In [1]:
# Load the libraries
import pandas as pd
import nltk

## Load in the data

In [2]:
# Load in the data
data = pd.read_csv('../../../Datasets/yelp_labelled_processed/yelp_labelled_processed.csv')[0:100]

# Replace non-string reviews with strings (this is jsut a quirck of this dataset becasue some are np.nan)
data['text'] = data['text'].apply(lambda review: str(review))

## Apply chunking with nltk

#### Convert string to array of tokens
The nltk pos tagger accepts a list of tokens

In [3]:
# Convert each string into an array
data['tokens'] = data['text'].copy().apply(lambda string: string.split(' '))

#### Apply POS tagger

In [4]:
# Apply POS tagging
data['nltk_pos_tagged'] = data['tokens'].apply(lambda tokens: nltk.pos_tag(tokens))

#### Apply chunking

The chunk parser present within the NLTK library is rule based and thus needs to be given a regular expression as a rule to output a chunk with its chunk tag. i.e It requires an a regular expression of a phrase and the corresponding chunk tag. It then searches the corpus for this expression and assigns it the tag.

In [5]:
# Create a regular expression that will search for a noun phrase, as shown:
rule = r"""Noun Phrase: {<DT>?<JJ>*<NN>}"""

This regular expression is searching for a determiner (optional), followed by one or more adjectives and then a single noun. This will form a chunk called Noun Phrase.

In [6]:
# Create an instance of RegexpParser and feed it the rule:
chunkParser = nltk.RegexpParser(rule)

Give chunkParser the tagset containing the tokens with their respective POS tags so that it can perform chunking, and then draw the chunks:

In [7]:
# Apply chunking
data['nltk_chunked'] = data['nltk_pos_tagged'].apply(lambda tagset: chunkParser.parse(tagset))

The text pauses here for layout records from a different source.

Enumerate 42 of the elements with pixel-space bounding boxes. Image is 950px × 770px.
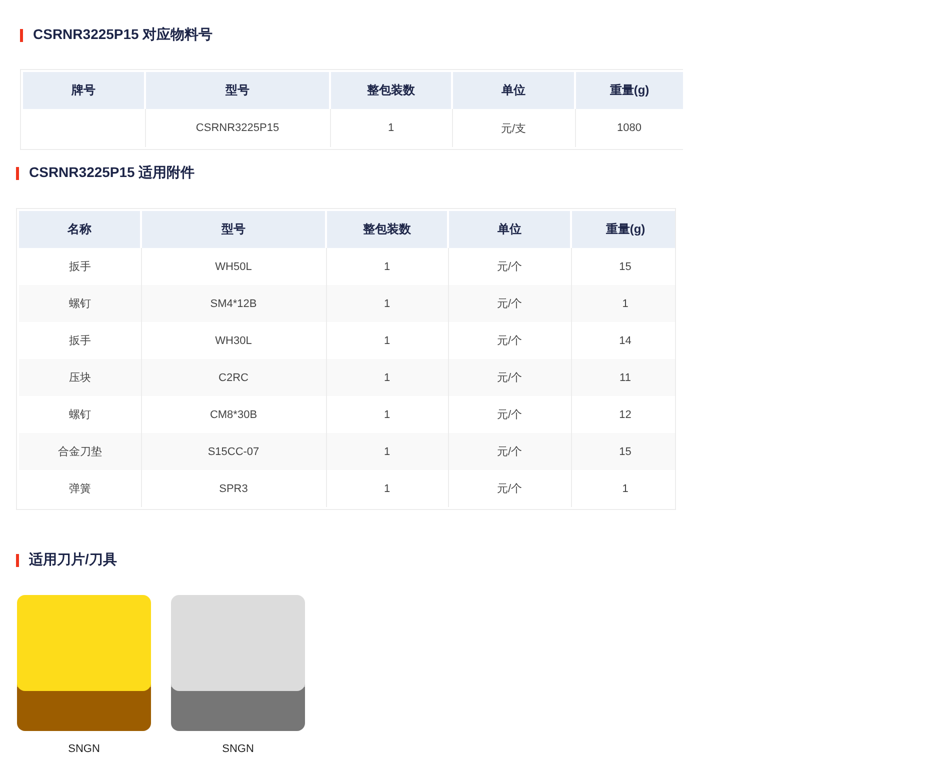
- table-cell: 15: [571, 433, 675, 470]
- column-header: 整包装数: [330, 72, 452, 109]
- table-cell: 螺钉: [19, 285, 141, 322]
- column-header: 型号: [141, 211, 326, 248]
- table-cell: SM4*12B: [141, 285, 326, 322]
- section-title: CSRNR3225P15 对应物料号: [33, 26, 213, 44]
- table-cell: 1: [326, 433, 448, 470]
- column-header: 重量(g): [571, 211, 675, 248]
- table-cell: 元/个: [448, 433, 571, 470]
- table-cell: 1080: [575, 109, 683, 147]
- table-cell: 1: [571, 285, 675, 322]
- table-cell: 元/个: [448, 359, 571, 396]
- table-cell: 扳手: [19, 248, 141, 285]
- product-caption: SNGN: [68, 743, 100, 755]
- column-header: 名称: [19, 211, 141, 248]
- table-cell: CSRNR3225P15: [145, 109, 330, 147]
- column-header: 重量(g): [575, 72, 683, 109]
- column-header: 单位: [452, 72, 575, 109]
- table-cell: SPR3: [141, 470, 326, 507]
- section-title: 适用刀片/刀具: [29, 551, 117, 569]
- table-cell: 1: [326, 359, 448, 396]
- column-header: 单位: [448, 211, 571, 248]
- table-cell: 扳手: [19, 322, 141, 359]
- table-cell: 螺钉: [19, 396, 141, 433]
- column-header: 型号: [145, 72, 330, 109]
- product-caption: SNGN: [222, 743, 254, 755]
- table-cell: 1: [330, 109, 452, 147]
- table-cell: 1: [326, 285, 448, 322]
- table-cell: 1: [571, 470, 675, 507]
- section-title: CSRNR3225P15 适用附件: [29, 164, 195, 182]
- table-cell: 11: [571, 359, 675, 396]
- column-header: 牌号: [23, 72, 145, 109]
- table-cell: 元/个: [448, 470, 571, 507]
- table-cell: 压块: [19, 359, 141, 396]
- table-cell: S15CC-07: [141, 433, 326, 470]
- table-cell: 元/支: [452, 109, 575, 147]
- table-cell: 元/个: [448, 285, 571, 322]
- table-cell: 弹簧: [19, 470, 141, 507]
- table-cell: C2RC: [141, 359, 326, 396]
- table-cell: 合金刀垫: [19, 433, 141, 470]
- column-header: 整包装数: [326, 211, 448, 248]
- table-cell: 1: [326, 470, 448, 507]
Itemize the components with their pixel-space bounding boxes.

#### Have a look at the chunked phrases

In [8]:
# Draw a parse tree (This will open a new window)
data['nltk_chunked'][0].draw()

In [9]:
# Have a look at the first 5 rows
data['nltk_chunked'].head(n=5)

0    [[(new, JJ), (rule, NN)], (waitingtable, JJ), ...
1    [(giving, VBG), [(twostar, NN)], ('spretty, CD...
2    [(staying, VBG), [(planet, NN)], [(hollywood, ...
3    [[(foodgood, NN)], [(price, NN)], (super, VBD)...
4    [(worse, JJR), [(company, NN)], [(deal, NN)], ...
Name: nltk_chunked, dtype: object

## Apply chunking with spacy
spaCy doesn't require us to formulate rules to recognize chunks; it identifies chunks on its own and tells us what the head word is, thus telling us what the chunk tag is.

In [10]:
# Import the libraries
import spacy
import en_core_web_sm
# !python -m spacy download en_core_web_sm

In [11]:
# Load spaCy's 'en_core_web_sm' model
nlp = en_core_web_sm.load()

#### No need to convert from string to array of tokens
The spacy pos tagger accepts strings

#### Apply POS tagger

In [12]:
# Apply POS tagging
data['spacy_pos_tagged'] = data['text'].apply(lambda tokens: nlp(tokens))

### Apply the chunker
Apply noun_chunks on this model, and for each chunk, print the text of the chunk, the root word of the chunk, and the dependency relation that connects the root word to its head

In [13]:
# Have a look at the first text
first_text = data['spacy_pos_tagged'][0]
for chunk in first_text.noun_chunks:
    print(chunk.text, chunk.root.text, chunk.root.dep_)

new rule rule ROOT
waitingtable almostalways almostalways nsubj
posted sign upfront cause concern concern nsubj
patron patron dobj
apology apology dobj
reserve table table dobj
list short otherwise show reserve reserve dobj
placecould placecould ROOT
hot beverage beverage nsubj